Local Bus & Annoying British Business Owner

Day 32 – Chumporn  – Saturday 2nd April 2011

View From Our Room In Chumporn
View From Our Room In Chumporn

We have booked a tour of the local national park for tomorrow, which is combined with a snorkelling trip and fresh seafood. In the meantime we are making the most of this good weather and heading for another beach.

Hat Sai Ri (another beach) was also in the guide book, which recommended the local bus service to get there. The local bus is actually a giant wooden pickup truck, which we eventually found after a lot of walking.

Language barrier

The driver said 125B each, which we knew was too much. We went back to Fame Guesthouse and they explained that it was actually 1 x 25B each, not 125B. It was the way the driver said it that made it sound wrong.

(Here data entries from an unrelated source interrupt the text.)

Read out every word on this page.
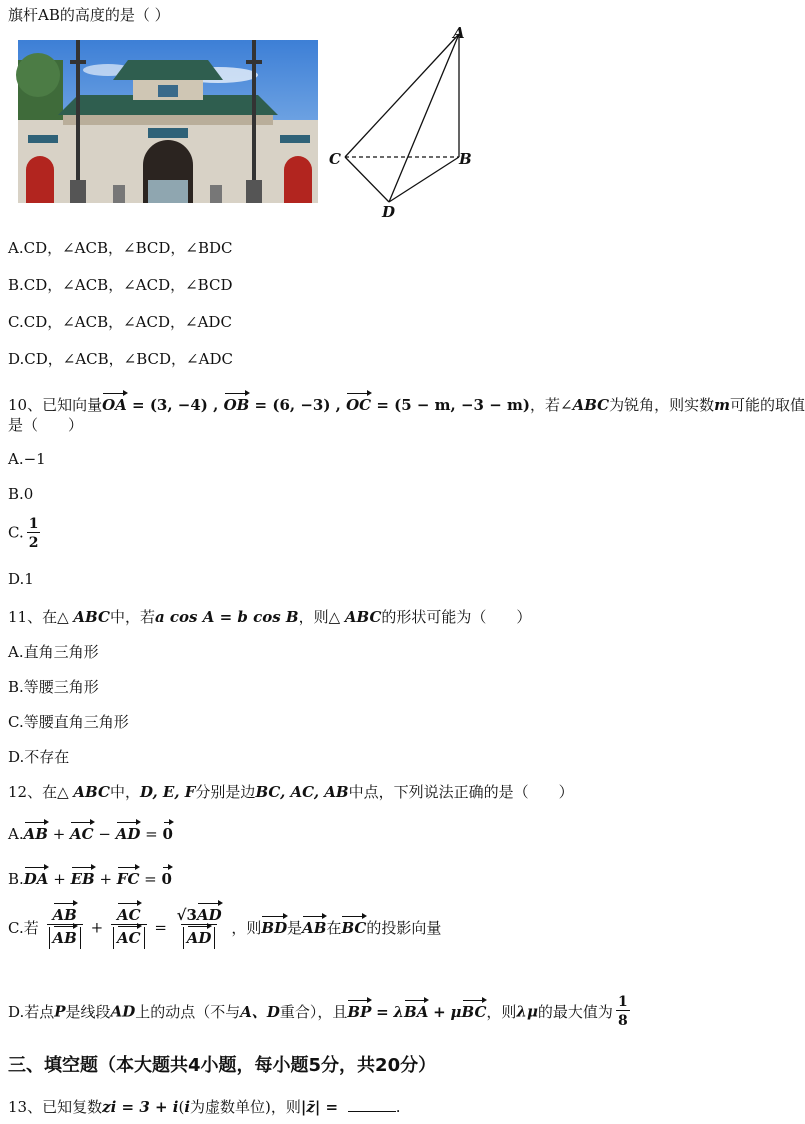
旗杆AB的高度的是（ ）
A
B
C
D
A.CD，∠ACB，∠BCD，∠BDC
B.CD，∠ACB，∠ACD，∠BCD
C.CD，∠ACB，∠ACD，∠ADC
D.CD，∠ACB，∠BCD，∠ADC
10、已知向量OA = (3, −4) , OB = (6, −3) , OC = (5 − m, −3 − m)，若∠ABC为锐角，则实数m可能的取值
是（　　）
A.−1
B.0
C. $\frac{1}{2}$
D.1
11、在△ ABC中，若a cos A = b cos B，则△ ABC的形状可能为（　　）
A.直角三角形
B.等腰三角形
C.等腰直角三角形
D.不存在
12、在△ ABC中，D, E, F分别是边BC, AC, AB中点，下列说法正确的是（　　）
A.AB + AC − AD = 0
B.DA + EB + FC = 0
C.若 $\frac{AB}{AB} + \frac{AC}{AC} = \frac{√3AD}{AD}$ ，则BD是AB在BC的投影向量
D.若点P是线段AD上的动点（不与A、D重合），且BP = λBA + μBC，则λμ的最大值为 $\frac{1}{8}$
三、填空题（本大题共4小题，每小题5分，共20分）
13、已知复数zi = 3 + i(i为虚数单位)，则|z̄| =	.
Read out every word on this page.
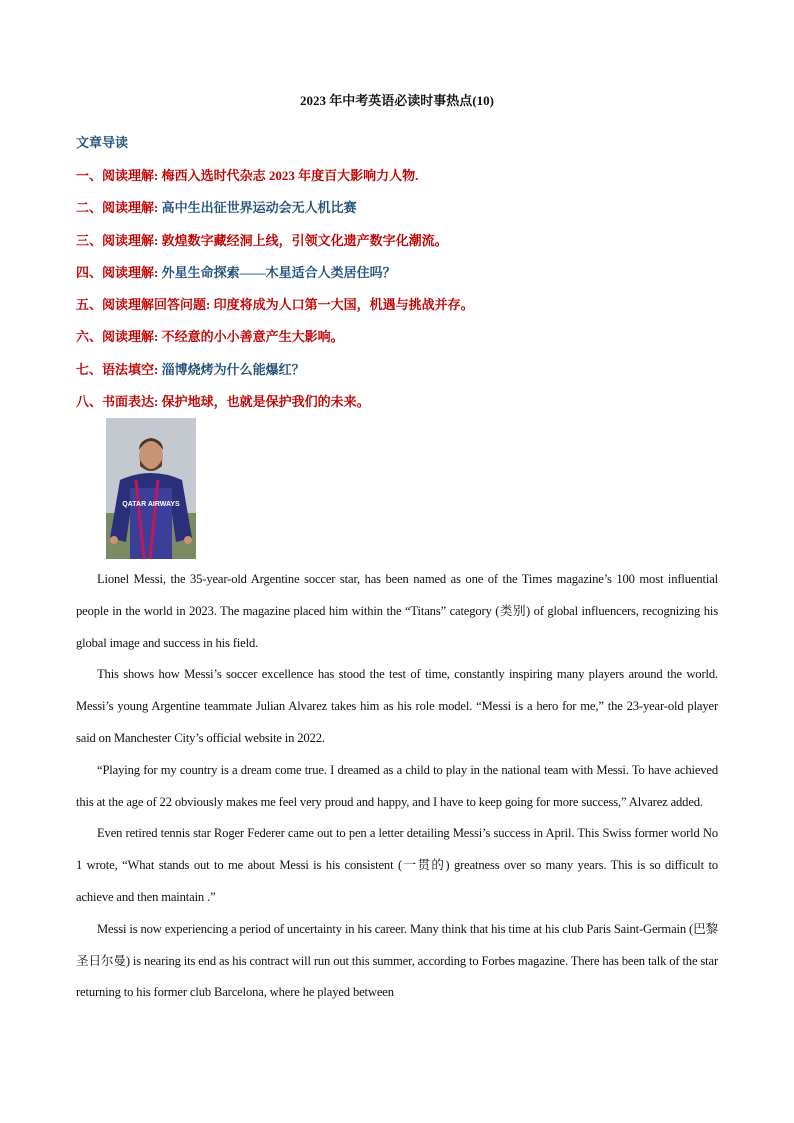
2023 年中考英语必读时事热点(10)
文章导读
一、阅读理解: 梅西入选时代杂志 2023 年度百大影响力人物.
二、阅读理解: 高中生出征世界运动会无人机比赛
三、阅读理解: 敦煌数字藏经洞上线，引领文化遗产数字化潮流。
四、阅读理解: 外星生命探索——木星适合人类居住吗？
五、阅读理解回答问题: 印度将成为人口第一大国，机遇与挑战并存。
六、阅读理解: 不经意的小小善意产生大影响。
七、语法填空: 淄博烧烤为什么能爆红？
八、书面表达: 保护地球，也就是保护我们的未来。
QATAR AIRWAYS

Lionel Messi, the 35-year-old Argentine soccer star, has been named as one of the Times magazine’s 100 most influential people in the world in 2023. The magazine placed him within the “Titans” category (类别) of global influencers, recognizing his global image and success in his field.

This shows how Messi’s soccer excellence has stood the test of time, constantly inspiring many players around the world. Messi’s young Argentine teammate Julian Alvarez takes him as his role model. “Messi is a hero for me,” the 23-year-old player said on Manchester City’s official website in 2022.

“Playing for my country is a dream come true. I dreamed as a child to play in the national team with Messi. To have achieved this at the age of 22 obviously makes me feel very proud and happy, and I have to keep going for more success,” Alvarez added.

Even retired tennis star Roger Federer came out to pen a letter detailing Messi’s success in April. This Swiss former world No 1 wrote, “What stands out to me about Messi is his consistent (一贯的) greatness over so many years. This is so difficult to achieve and then maintain .”

Messi is now experiencing a period of uncertainty in his career. Many think that his time at his club Paris Saint-Germain (巴黎圣日尔曼) is nearing its end as his contract will run out this summer, according to Forbes magazine. There has been talk of the star returning to his former club Barcelona, where he played between
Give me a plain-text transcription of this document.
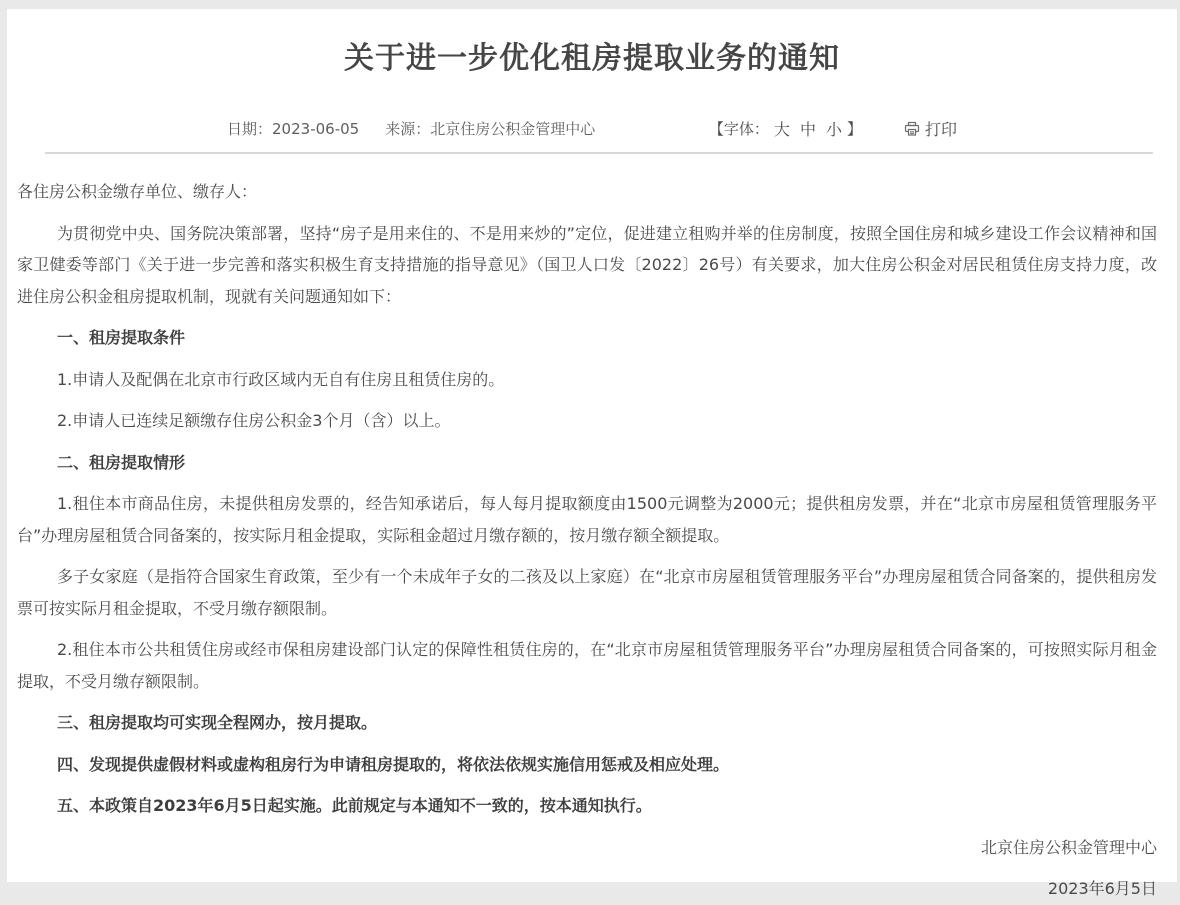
关于进一步优化租房提取业务的通知
日期： 2023-06-05 来源： 北京住房公积金管理中心	【字体： 大 中 小 】	打印

各住房公积金缴存单位、缴存人：

为贯彻党中央、国务院决策部署，坚持“房子是用来住的、不是用来炒的”定位，促进建立租购并举的住房制度，按照全国住房和城乡建设工作会议精神和国家卫健委等部门《关于进一步完善和落实积极生育支持措施的指导意见》（国卫人口发〔2022〕26号）有关要求，加大住房公积金对居民租赁住房支持力度，改进住房公积金租房提取机制，现就有关问题通知如下：

一、租房提取条件

1.申请人及配偶在北京市行政区域内无自有住房且租赁住房的。

2.申请人已连续足额缴存住房公积金3个月（含）以上。

二、租房提取情形

1.租住本市商品住房，未提供租房发票的，经告知承诺后，每人每月提取额度由1500元调整为2000元；提供租房发票，并在“北京市房屋租赁管理服务平台”办理房屋租赁合同备案的，按实际月租金提取，实际租金超过月缴存额的，按月缴存额全额提取。

多子女家庭（是指符合国家生育政策，至少有一个未成年子女的二孩及以上家庭）在“北京市房屋租赁管理服务平台”办理房屋租赁合同备案的，提供租房发票可按实际月租金提取，不受月缴存额限制。

2.租住本市公共租赁住房或经市保租房建设部门认定的保障性租赁住房的，在“北京市房屋租赁管理服务平台”办理房屋租赁合同备案的，可按照实际月租金提取，不受月缴存额限制。

三、租房提取均可实现全程网办，按月提取。

四、发现提供虚假材料或虚构租房行为申请租房提取的，将依法依规实施信用惩戒及相应处理。

五、本政策自2023年6月5日起实施。此前规定与本通知不一致的，按本通知执行。

北京住房公积金管理中心

2023年6月5日
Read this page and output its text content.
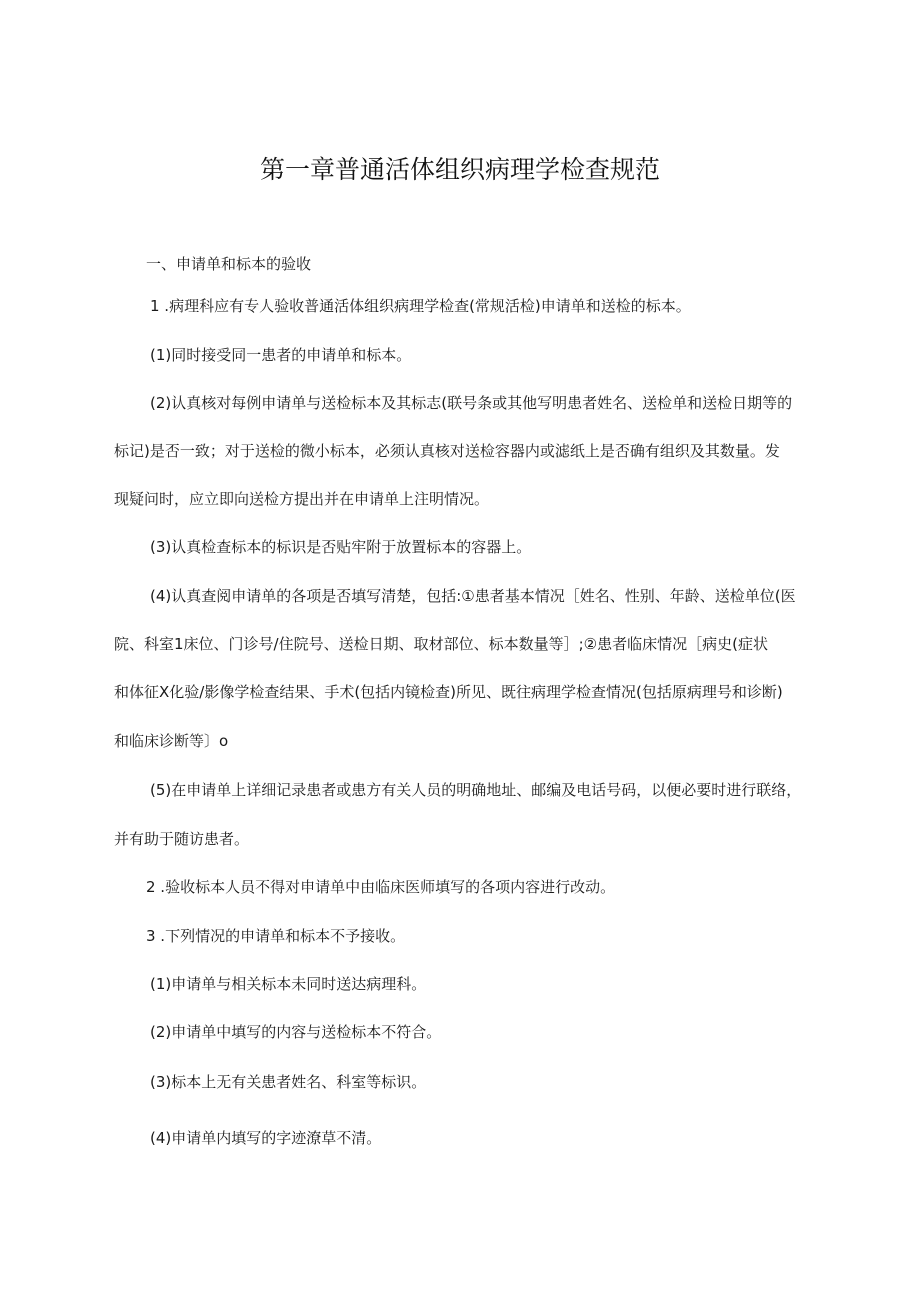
第一章普通活体组织病理学检查规范
一、申请单和标本的验收
1 .病理科应有专人验收普通活体组织病理学检查(常规活检)申请单和送检的标本。
(1)同时接受同一患者的申请单和标本。
(2)认真核对每例申请单与送检标本及其标志(联号条或其他写明患者姓名、送检单和送检日期等的
标记)是否一致；对于送检的微小标本，必须认真核对送检容器内或滤纸上是否确有组织及其数量。发
现疑问时，应立即向送检方提出并在申请单上注明情况。
(3)认真检查标本的标识是否贴牢附于放置标本的容器上。
(4)认真查阅申请单的各项是否填写清楚，包括:①患者基本情况［姓名、性别、年龄、送检单位(医
院、科室1床位、门诊号/住院号、送检日期、取材部位、标本数量等］;②患者临床情况［病史(症状
和体征X化验/影像学检查结果、手术(包括内镜检查)所见、既往病理学检查情况(包括原病理号和诊断)
和临床诊断等〕o
(5)在申请单上详细记录患者或患方有关人员的明确地址、邮编及电话号码，以便必要时进行联络，
并有助于随访患者。
2 .验收标本人员不得对申请单中由临床医师填写的各项内容进行改动。
3 .下列情况的申请单和标本不予接收。
(1)申请单与相关标本未同时送达病理科。
(2)申请单中填写的内容与送检标本不符合。
(3)标本上无有关患者姓名、科室等标识。
(4)申请单内填写的字迹潦草不清。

After wasting so long, we decided to get a taxi there, and then use the bus to get back. Sai Ri was very different to yesterdays beach. Fish stalls lined the road, with strange looking dried seafood looking like aliens hanging from hooks. There was a short strip of stony sand and then the sea. A beautiful island, Koh Mantra/Maprao, almost felt within walking distance.

Later in the afternoon we waited at the local bus stop, where a bunch of people were already waiting. As we waited, a taxi turned up and offered to take us into town, but he was a lot more expensive than the bus. Luckily a local family helped us, told us we were in the right place, and showed when we reached town. All this without any English spoken. I love the helpful people you find when you need them.

Sitting in Fame restaurant, I was listening to a British woman, who runs a dive school on Koh Tao. She was trying to say that Koh Tao was fine, and that it was business as usual. She had lobbied the Thai met office to remove the weather warning, and talked of some sort of conspiracy theory about the evacuation. It really wound me up that a business owner was more worried about getting people onto the island than their welfare. When we left the island there were food shortages, power failures, no internet, landslides, buildings collapsing and no running water. Not most people’s idea of fine. Bloody British business people.

Looking forward to the National Park and Snorkelling tomorrow. Not looking forward to the seafood so much.